The insurance company Aflac was chosen as the claims administrator for Connecticut’s new paid Family and Medical Leave Program.
The fortune 500 company known for its supplemental insurance product will be moving 150 jobs to Windsor as a result of the award by the Connecticut Paid Leave Authority.
“This is not only great news for workers in Connecticut, it is further proof that our state is poised for economic growth,” Gov. Ned Lamont said. “Ensuring that our residents don’t have to choose between going to work and taking care of themselves and their families has always been a priority for our administration, and I’m pleased to see we’re continuing our forward progress in building this program.”
Windsor’s Mayor Don Trinks also applauded the decision.
“Aflac’s role in paid leave will bring jobs and investment, but will also support the needs of Connecticut residents, which aligns with our values as a town,” Trinks said in a statement.
Aflac U.S. President Teresa L. White said, “This is a major step for Aflac as it signifies our commitment to develop our business and serve the people of Connecticut. We look forward to delivering an excellent customer experience for those who engage with Connecticut’s PFML program.”
The state’s new paid family and medical leave program, approved by Democrats in 2019, went into effect Jan. 1. It created a mandatory payroll deduction of 0.5 percent for private sector and non-unionized state employees.
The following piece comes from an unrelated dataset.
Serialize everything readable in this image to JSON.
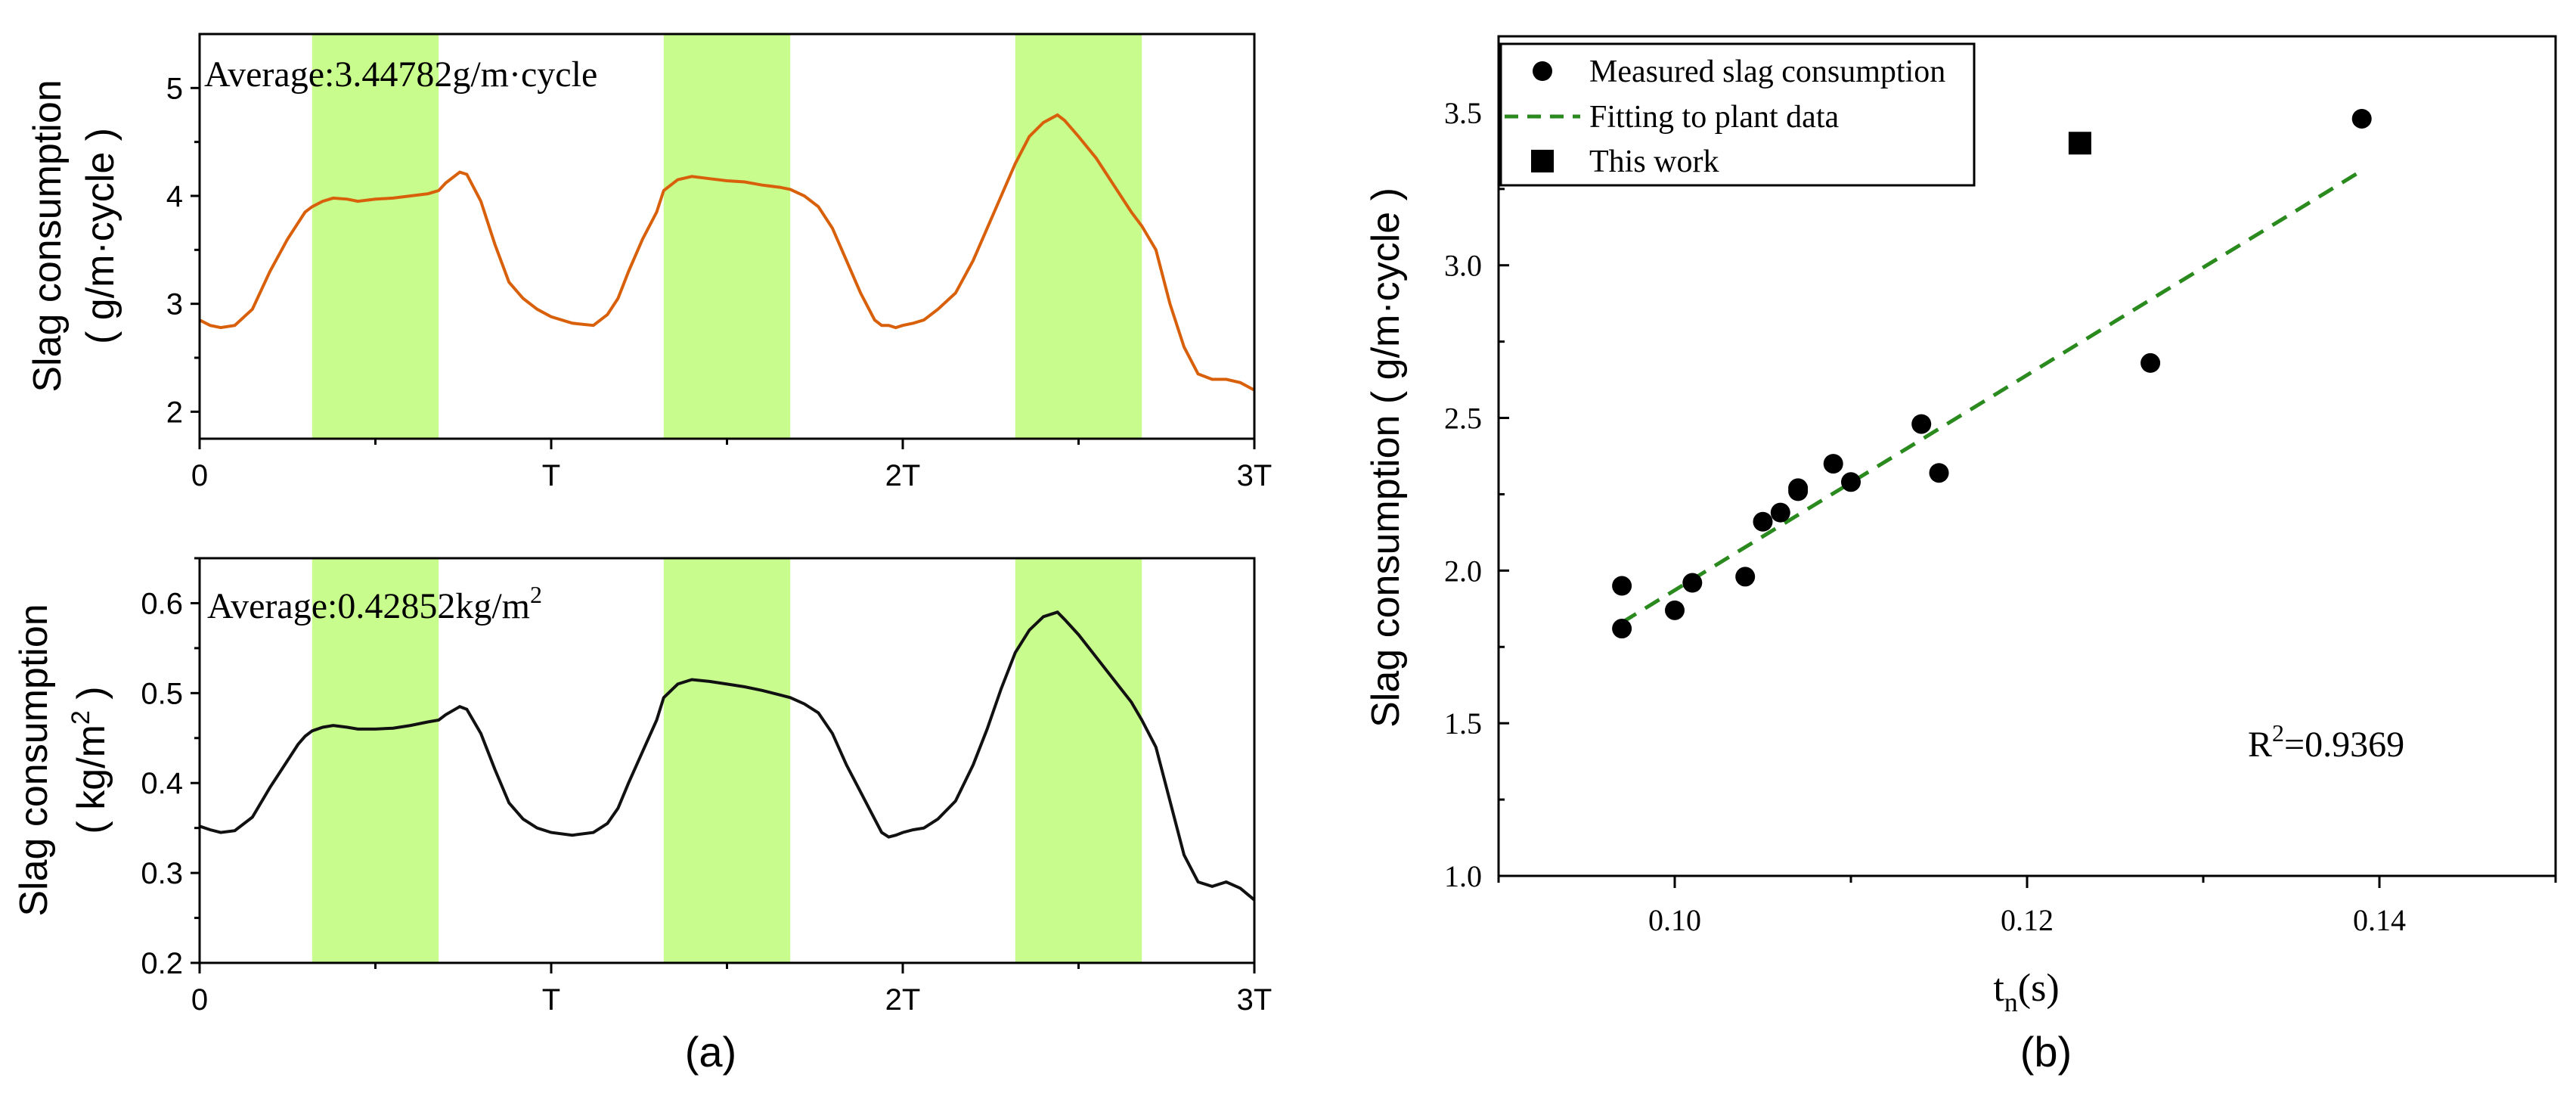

The state’s unions are not happy about the news. They believe the state employees can do the work and there’s no need to hire an outside claims administrator.
“We are disappointed by the governor’s decision to outsource work that can be performed more effectively and at less cost by dedicated state employees within the Department of Labor,” Jody Barr, president of AFSCME Council 4, said.
The unions, which don’t have to comply with the program, supported the passage of the legislation in 2019.
“Once again, the state of Connecticut is handing millions of dollars over to a for-profit company at the expense of taxpayers,” Sal Luciano, president of the Connecticut AFL-CIO, said. “Not only are Department of Labor workers better able to do the work, they would do it at a lower cost since they wouldn’t need to line the pockets of corporate CEOs and wealthy investors. It should not be seen as a victory that a for-profit insurance company creates 150 jobs in your state after you hand them nearly $24 million.”